Science gives us safe food, free from harmful bacteria, in clean containers or hygienic tins. It also teaches us to eat properly, indicating a diet balanced in protein and carbohydrate and containing vitamins. The results is freedom from disease and prolonged life. In pre-scientific days, food was monotonous and sometimes dangerous; today it is safe and varied. It is varied because through improved sea, land and air transport food can now be freely imported and exported. Science has also improved clothing and made it more appropriate for climatic and working conditions. Man-made fibers and versatile spinning machines, today enable us to dress in clothes both comfortable and smart without being expensive.

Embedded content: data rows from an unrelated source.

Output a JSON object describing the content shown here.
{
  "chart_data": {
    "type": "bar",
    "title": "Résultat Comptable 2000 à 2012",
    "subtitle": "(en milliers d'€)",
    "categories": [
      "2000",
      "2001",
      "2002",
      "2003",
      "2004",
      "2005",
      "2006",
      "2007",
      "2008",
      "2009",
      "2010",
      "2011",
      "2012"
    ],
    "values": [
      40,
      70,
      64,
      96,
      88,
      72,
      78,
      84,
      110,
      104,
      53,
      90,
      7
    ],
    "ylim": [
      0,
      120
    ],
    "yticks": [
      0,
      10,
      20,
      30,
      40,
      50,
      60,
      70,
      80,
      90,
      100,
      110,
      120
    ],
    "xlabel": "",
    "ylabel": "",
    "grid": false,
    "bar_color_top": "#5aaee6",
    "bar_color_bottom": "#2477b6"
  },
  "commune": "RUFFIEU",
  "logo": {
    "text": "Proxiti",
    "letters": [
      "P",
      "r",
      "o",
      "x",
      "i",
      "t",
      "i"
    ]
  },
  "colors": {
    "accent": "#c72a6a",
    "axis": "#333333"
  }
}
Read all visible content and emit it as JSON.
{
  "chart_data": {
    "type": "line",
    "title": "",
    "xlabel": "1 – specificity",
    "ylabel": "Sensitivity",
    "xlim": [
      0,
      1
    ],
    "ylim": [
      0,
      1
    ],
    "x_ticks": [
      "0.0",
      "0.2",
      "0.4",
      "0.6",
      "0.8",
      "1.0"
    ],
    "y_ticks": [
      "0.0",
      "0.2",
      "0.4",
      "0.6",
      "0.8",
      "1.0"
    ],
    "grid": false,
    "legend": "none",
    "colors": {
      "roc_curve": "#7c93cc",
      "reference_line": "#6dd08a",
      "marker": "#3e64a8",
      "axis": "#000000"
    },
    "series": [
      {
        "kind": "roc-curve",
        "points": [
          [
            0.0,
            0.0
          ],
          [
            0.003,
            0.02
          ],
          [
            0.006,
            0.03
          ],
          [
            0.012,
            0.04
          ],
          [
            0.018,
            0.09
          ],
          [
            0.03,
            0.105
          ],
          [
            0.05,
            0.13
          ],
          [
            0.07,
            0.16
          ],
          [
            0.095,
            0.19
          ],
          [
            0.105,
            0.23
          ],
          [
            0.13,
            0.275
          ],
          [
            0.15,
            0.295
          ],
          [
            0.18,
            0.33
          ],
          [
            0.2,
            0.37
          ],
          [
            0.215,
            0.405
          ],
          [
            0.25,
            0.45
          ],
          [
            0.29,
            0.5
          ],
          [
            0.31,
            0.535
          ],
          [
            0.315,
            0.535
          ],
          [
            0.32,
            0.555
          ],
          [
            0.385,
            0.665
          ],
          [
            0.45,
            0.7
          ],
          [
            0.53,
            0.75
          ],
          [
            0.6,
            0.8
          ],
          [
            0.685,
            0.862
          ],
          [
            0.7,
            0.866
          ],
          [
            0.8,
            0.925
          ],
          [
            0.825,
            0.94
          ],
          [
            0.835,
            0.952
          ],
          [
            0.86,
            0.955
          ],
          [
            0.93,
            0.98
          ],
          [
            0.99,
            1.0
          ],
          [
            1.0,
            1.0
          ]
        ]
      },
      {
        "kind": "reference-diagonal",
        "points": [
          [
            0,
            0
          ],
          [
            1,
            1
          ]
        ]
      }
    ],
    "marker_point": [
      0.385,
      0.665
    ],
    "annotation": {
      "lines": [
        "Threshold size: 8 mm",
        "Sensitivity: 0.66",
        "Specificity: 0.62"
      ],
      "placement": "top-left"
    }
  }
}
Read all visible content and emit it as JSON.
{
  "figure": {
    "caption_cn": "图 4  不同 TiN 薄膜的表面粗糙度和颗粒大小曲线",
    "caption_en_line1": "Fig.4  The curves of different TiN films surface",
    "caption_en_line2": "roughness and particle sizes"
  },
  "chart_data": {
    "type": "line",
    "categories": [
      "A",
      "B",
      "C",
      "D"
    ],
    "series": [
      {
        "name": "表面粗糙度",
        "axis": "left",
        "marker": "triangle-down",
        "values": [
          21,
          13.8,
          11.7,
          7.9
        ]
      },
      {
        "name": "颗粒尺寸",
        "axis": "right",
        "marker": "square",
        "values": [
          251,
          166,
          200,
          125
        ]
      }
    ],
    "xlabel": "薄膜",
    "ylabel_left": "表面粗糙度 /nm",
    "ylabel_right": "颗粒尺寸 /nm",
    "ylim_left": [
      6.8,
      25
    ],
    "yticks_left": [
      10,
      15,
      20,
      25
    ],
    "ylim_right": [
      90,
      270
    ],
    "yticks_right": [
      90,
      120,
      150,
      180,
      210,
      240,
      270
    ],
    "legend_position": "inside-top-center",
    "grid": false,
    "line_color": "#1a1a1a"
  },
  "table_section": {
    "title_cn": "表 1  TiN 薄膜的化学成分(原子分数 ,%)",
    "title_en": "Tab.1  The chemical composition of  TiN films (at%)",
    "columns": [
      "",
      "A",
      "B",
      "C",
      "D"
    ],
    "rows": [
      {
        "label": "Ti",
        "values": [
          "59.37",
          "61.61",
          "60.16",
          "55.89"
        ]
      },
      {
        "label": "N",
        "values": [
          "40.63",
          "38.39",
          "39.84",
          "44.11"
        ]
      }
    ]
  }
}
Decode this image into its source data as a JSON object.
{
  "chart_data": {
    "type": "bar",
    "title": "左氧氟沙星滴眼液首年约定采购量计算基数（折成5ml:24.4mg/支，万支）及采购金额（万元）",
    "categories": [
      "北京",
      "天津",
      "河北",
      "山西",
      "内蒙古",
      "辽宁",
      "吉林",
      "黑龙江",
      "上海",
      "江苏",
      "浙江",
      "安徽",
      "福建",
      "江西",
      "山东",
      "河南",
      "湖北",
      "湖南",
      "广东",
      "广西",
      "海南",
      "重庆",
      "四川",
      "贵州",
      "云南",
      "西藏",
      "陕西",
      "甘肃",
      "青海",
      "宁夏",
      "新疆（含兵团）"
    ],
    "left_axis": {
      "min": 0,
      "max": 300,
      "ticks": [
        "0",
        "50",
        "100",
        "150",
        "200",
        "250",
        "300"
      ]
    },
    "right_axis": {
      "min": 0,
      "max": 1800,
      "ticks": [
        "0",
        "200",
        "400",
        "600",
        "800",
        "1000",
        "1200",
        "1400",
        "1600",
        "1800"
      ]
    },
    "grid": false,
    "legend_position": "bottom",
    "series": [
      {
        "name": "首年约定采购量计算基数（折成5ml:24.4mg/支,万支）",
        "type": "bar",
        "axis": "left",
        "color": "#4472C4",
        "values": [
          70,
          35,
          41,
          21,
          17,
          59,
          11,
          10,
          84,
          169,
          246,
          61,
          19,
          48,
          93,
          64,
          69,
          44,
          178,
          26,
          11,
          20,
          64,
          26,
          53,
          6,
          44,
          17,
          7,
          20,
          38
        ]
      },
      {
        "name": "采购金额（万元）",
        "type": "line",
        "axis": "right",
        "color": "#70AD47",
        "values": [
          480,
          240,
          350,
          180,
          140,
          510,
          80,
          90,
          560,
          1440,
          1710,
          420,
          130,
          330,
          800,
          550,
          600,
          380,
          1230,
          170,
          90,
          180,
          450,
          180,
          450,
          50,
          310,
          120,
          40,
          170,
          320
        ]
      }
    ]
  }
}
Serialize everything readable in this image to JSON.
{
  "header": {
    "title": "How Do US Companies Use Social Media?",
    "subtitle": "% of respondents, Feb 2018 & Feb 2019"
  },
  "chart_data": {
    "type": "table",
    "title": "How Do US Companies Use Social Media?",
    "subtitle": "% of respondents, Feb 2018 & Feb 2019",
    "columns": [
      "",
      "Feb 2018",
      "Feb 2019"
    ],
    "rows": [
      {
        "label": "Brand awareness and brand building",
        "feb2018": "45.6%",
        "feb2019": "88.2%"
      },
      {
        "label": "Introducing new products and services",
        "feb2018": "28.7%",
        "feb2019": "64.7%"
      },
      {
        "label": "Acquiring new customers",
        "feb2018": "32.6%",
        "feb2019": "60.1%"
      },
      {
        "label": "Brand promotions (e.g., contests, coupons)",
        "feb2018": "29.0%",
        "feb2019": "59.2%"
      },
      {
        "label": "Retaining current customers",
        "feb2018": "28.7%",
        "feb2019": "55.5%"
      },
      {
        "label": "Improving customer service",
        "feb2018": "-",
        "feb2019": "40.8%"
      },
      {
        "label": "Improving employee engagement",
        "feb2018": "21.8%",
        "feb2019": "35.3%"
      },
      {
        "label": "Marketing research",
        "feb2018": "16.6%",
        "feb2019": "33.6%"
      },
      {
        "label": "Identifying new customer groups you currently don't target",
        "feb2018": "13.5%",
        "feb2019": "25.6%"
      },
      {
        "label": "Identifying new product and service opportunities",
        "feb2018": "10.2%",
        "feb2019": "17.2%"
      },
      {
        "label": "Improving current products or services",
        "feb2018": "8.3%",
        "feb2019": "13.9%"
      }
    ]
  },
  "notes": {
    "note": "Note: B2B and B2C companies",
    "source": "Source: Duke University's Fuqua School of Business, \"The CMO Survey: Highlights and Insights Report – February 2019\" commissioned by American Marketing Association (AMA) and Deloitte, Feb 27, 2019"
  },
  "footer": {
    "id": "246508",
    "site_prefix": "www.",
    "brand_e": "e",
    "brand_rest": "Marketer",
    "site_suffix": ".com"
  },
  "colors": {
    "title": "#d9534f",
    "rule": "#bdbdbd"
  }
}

Home, school and office all bear witness to the progress and application of science. Nowadays, most homes possess electric lighting and cooking, but many also have washing machines, vacuum cleaners and kitchen appliances, all designed to increase comfort and cleanliness and reduce drudgery. Science produces the fan which cools the air, the machinery which makes the furniture and fabrics, and hundred and one other features for good living. The books and papers are at school, and again everything from the piece of chalk to the closed-circuit television of instruction are the direct or indirect results of scientific progress. Learning is therefore easier. And clerical work is made far more speedy and efficient by the office typewriter, quite apart from the hundreds of different machines which relieve the manual worker of so much slow and monotonous toil in the factories.

In the old days, the idea of travel or taking a holiday was the monopoly of the privileged few. Today, science has given us the steamer, the aircraft and the motor-car. New horizons are opened to us and the increase of wealth brought about by science has given us the means to enjoy the new leisure we have been given. But to enjoy life at all, we must be healthy and it is perhaps in the sphere of medicine that some of the greatest advances have been made. Today, because of the use of antibiotic and isotopes, many diseases are speedily cured and man has become, on the whole, a healthier being, set free from pain and illness.

Science has been completely beneficial to ordinary living when properly applied. When misused, it is equally harmful. Land can be poisoned by chemicals, workers can suffer industrial disease, war can mobilize science to man's own destruction. Science is a good servant, but man must remain master.